Using np.random.seed(number)
has been a best practice when using NumPy to create reproducible work. Setting the random seed means that your work is reproducible to others who use your code. But now when you look at the docs for np.random.seed
, the description reads:
This is a convenient, legacy function.
The best practice is to not reseed a BitGenerator, but rather to recreate a new one. This method is here for legacy reasons only.
So what’s changed? I’ll explain the old method and the issues with it. Then I’ll demonstrate the new best practice and its benefits.
Stop Using NumPy’s Global Random Seed — Here’s Why
Legacy Best Practice
If you look up tutorials using np.random
you see many of them using np.random.seed
to set the seed for reproducible work. We can see how this works:
>>> import numpy as np
>>> import numpy as np
>>> np.random.rand(4)
array([0.96176779, 0.7088082 , 0.06416725, 0.82679036])
>>> np.random.rand(4)
array([0.15051909, 0.77788803, 0.67073372, 0.32134285])
As you can see, two calls to the function lead to two completely different answers. If you want somebody to be able to reproduce your projects, you can set the seed with the following code snippet:
>>> np.random.seed(2021)
>>> np.random.rand(4)
array([0.60597828, 0.73336936, 0.13894716, 0.31267308])
>>> np.random.seed(2021)
>>> np.random.rand(4)
array([0.60597828, 0.73336936, 0.13894716, 0.31267308])
You see the results are the same. If you need to prove this to yourself, you can enter the above code on your Python setup.
Setting the seed means the next random call is the same; it sets the sequence of random numbers such that any code that produces or uses random numbers (with NumPy) will now produce the same sequence of numbers. For example, look at the following:
>>> np.random.seed(2021)
>>> np.random.rand(4)
array([0.60597828, 0.73336936, 0.13894716, 0.31267308])
>>> np.random.rand(4)
array([0.99724328, 0.12816238, 0.17899311, 0.75292543])
>>> np.random.rand(4)
array([0.66216051, 0.78431013, 0.0968944 , 0.05857129])
>>> np.random.rand(4)
array([0.96239599, 0.61655744, 0.08662996, 0.56127236])
>>> np.random.seed(2021)
>>> np.random.rand(4)
array([0.60597828, 0.73336936, 0.13894716, 0.31267308])
>>> np.random.rand(4)
array([0.99724328, 0.12816238, 0.17899311, 0.75292543])
>>> np.random.rand(4)
array([0.66216051, 0.78431013, 0.0968944 , 0.05857129])
>>> np.random.rand(4)
array([0.96239599, 0.61655744, 0.08662996, 0.56127236])
The Problem With NumPy’s Global Random Seed
You may be looking at the above example and thinking, “so what’s the problem?” You can create reproducible calls, which means that all random numbers generated after setting the seed will be the same on any machine. For the most part, this is true; and for many projects, you may not need to worry about this.
The problem comes in larger projects or projects with imports that could also set the seed. Using np.random.seed(number)
sets what NumPy calls the global random seed, which affects all uses to the np.random.*
module. Some imported packages or other scripts could reset the global random seed to another random seed with np.random.seed(another_number)
, which may lead to undesirable changes to your output and your results becoming unreproducible. For the most part, you will only need to ensure you use the same random numbers for specific parts of your code (like tests or functions).
The Solution and New Method
This is one of the reasons NumPy has moved toward advising users to create a random number generator for specific tasks (or to even pass around when you need parts to be reproducible).
“The preferred best practice for getting reproducible pseudorandom numbers is to instantiate a generator object with a seed and pass it around.” — Robert Kern, NEP19
Using this new best practice looks like this:
import numpy as np
>>> rng = np.random.default_rng(2021)
>>> rng.random(4)
array([0.75694783, 0.94138187, 0.59246304, 0.31884171])

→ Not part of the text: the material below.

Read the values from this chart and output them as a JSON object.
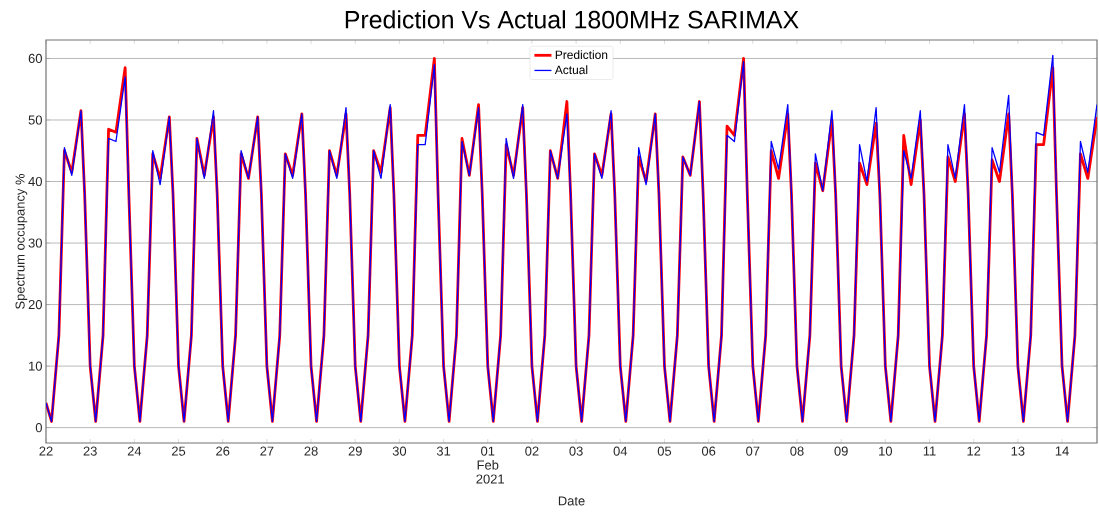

As you can see, these numbers are different from the earlier example because NumPy has changed the default pseudo-random number generator. However, you can replicate the old results by using RandomState
, which is a generator for old legacy methods
>>> rng = np.random.RandomState(2021)
>>> rng.rand(4)
array([0.60597828, 0.73336936, 0.13894716, 0.31267308])
The Benefits
You can pass random number generators around between functions and classes, meaning each individual or function could have its own random state without resetting the global seed. In addition, each script could pass a random number generator to functions that need to be reproducible. The benefit is you know exactly what random number generator is used in each part of your project.
def f(x, rng): return rng.random(1)
#Intialise a random number generator
rng = np.random.default_rng(2021)
#pass the rng to functions which you would like to use it
random_number = f(x, rng)
Other benefits arise with parallel processing, as Albert Thomas shows us.
Using independent random number generators can help improve the reproducibility of your results. You can do this by not relying on the global random state (which can be reset or used without knowing). Passing around a random number generator means you can keep track of when and how it was used and ensure your results are the same.